The U.S. Department of Education has issued guidance on how the Student Support and Academic Enrichment grant program (Title IV of the Every Student Succeeds Act) can be spent.

The guidance states that a well-rounded education isn’t just about music and the arts (although those are important), but also “everything from foreign-language courses and civics education to Advanced Placement and college and career counseling.”

The new block-grant program may help states and districts move beyond what many perceived as a narrow focus on reading and math under the No Child Left Behind Act.

Home Schooling Doubles

About 1.8 million U.S. children were home-schooled in 2012. That’s more than double the number who were home-schooled in 1999, according to the National Center for Education Statistics (NCES). The increase was fastest between 1999 and 2007, then slowed between 2007 and 2012, according to NCES.

Dogging Issue

The U.S. Supreme Court heard oral arguments over whether the family of Ehlena Fry, a girl with cerebral palsy, can sue school officials for denying access to her service dog. The issue: Whether a family must go through a lengthy administrative process under the Individuals with Disabilities Education Act (IDEA) before seeking damages under the Americans with Disabilities Act (ADA).
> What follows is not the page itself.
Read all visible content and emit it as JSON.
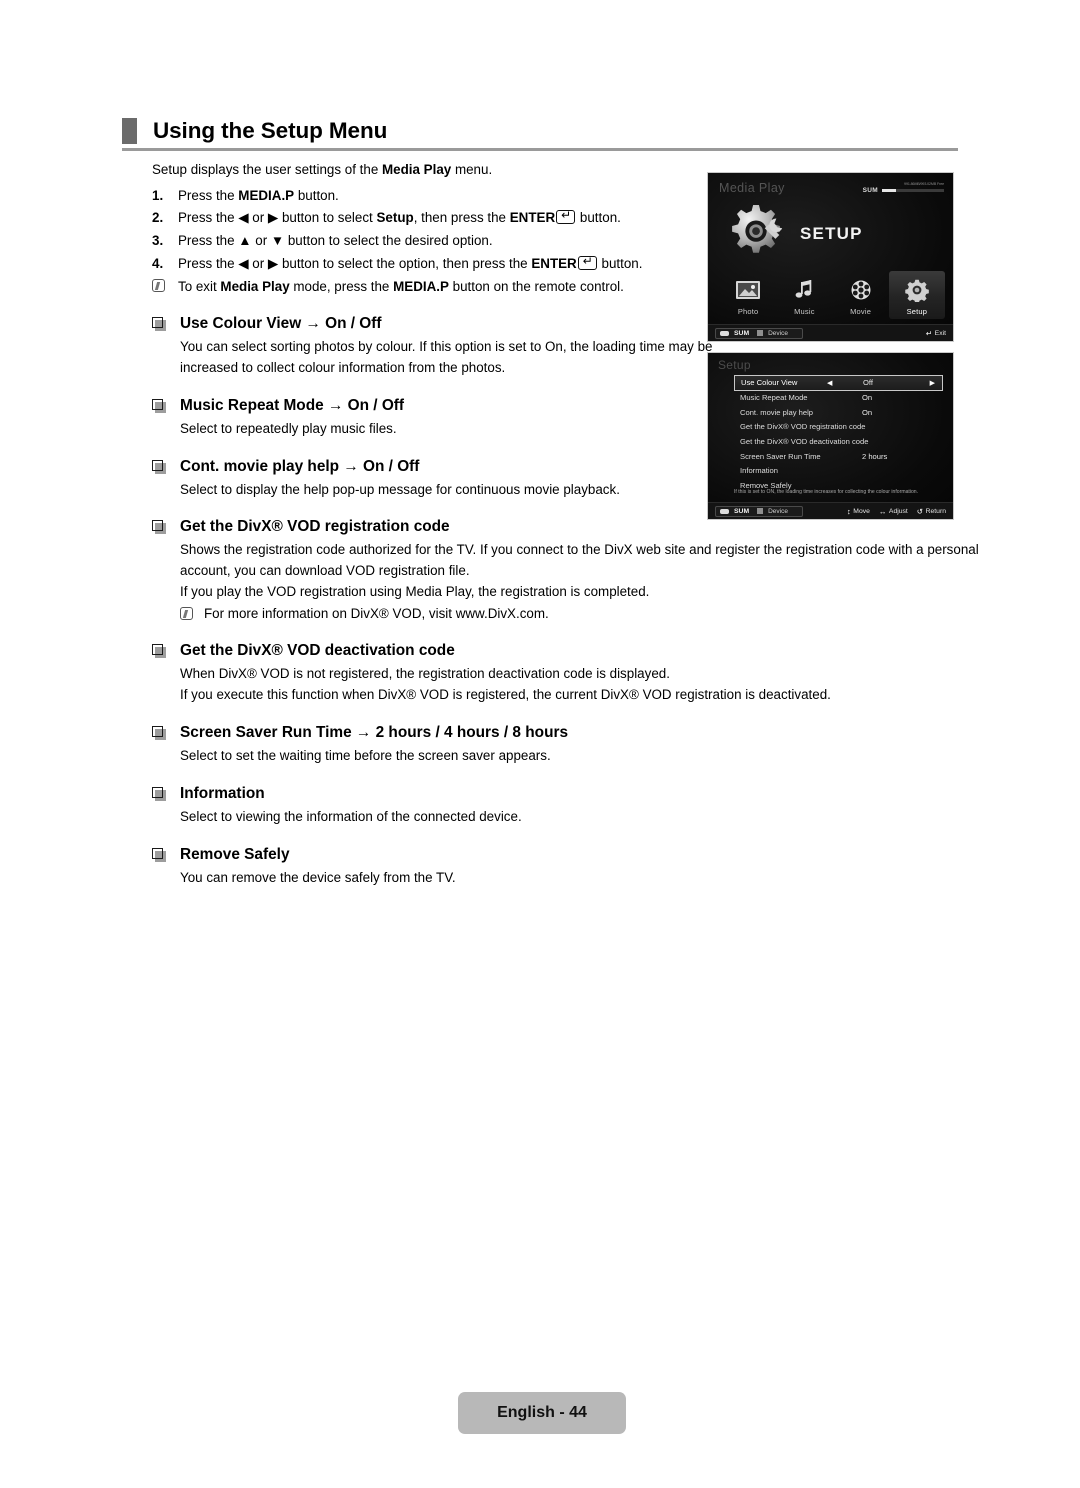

Several members of the Court expressed concerns that families of children with disabilities would gain an advantage over school districts through a two-track system, which would involve a lawsuit under both IDEA and ADA.

Stemming the Tide

The vast majority of U.S. students still lack a solid grasp of science, despite some modest gains by fourth and eighth graders, especially girls and minorities, according to the 2015 National Assessment for Educational Progress (NAEP).

High school seniors’ results were stagnant, with just 1 in 5 scoring “proficient” or above in science, the NAEP reported.

“We still are not at a place as a country where we are preparing the future STEM workforce that we need. We think there’s significant work still to do, but we are heartened by the progress that we see in these results,” says Education Secretary John King.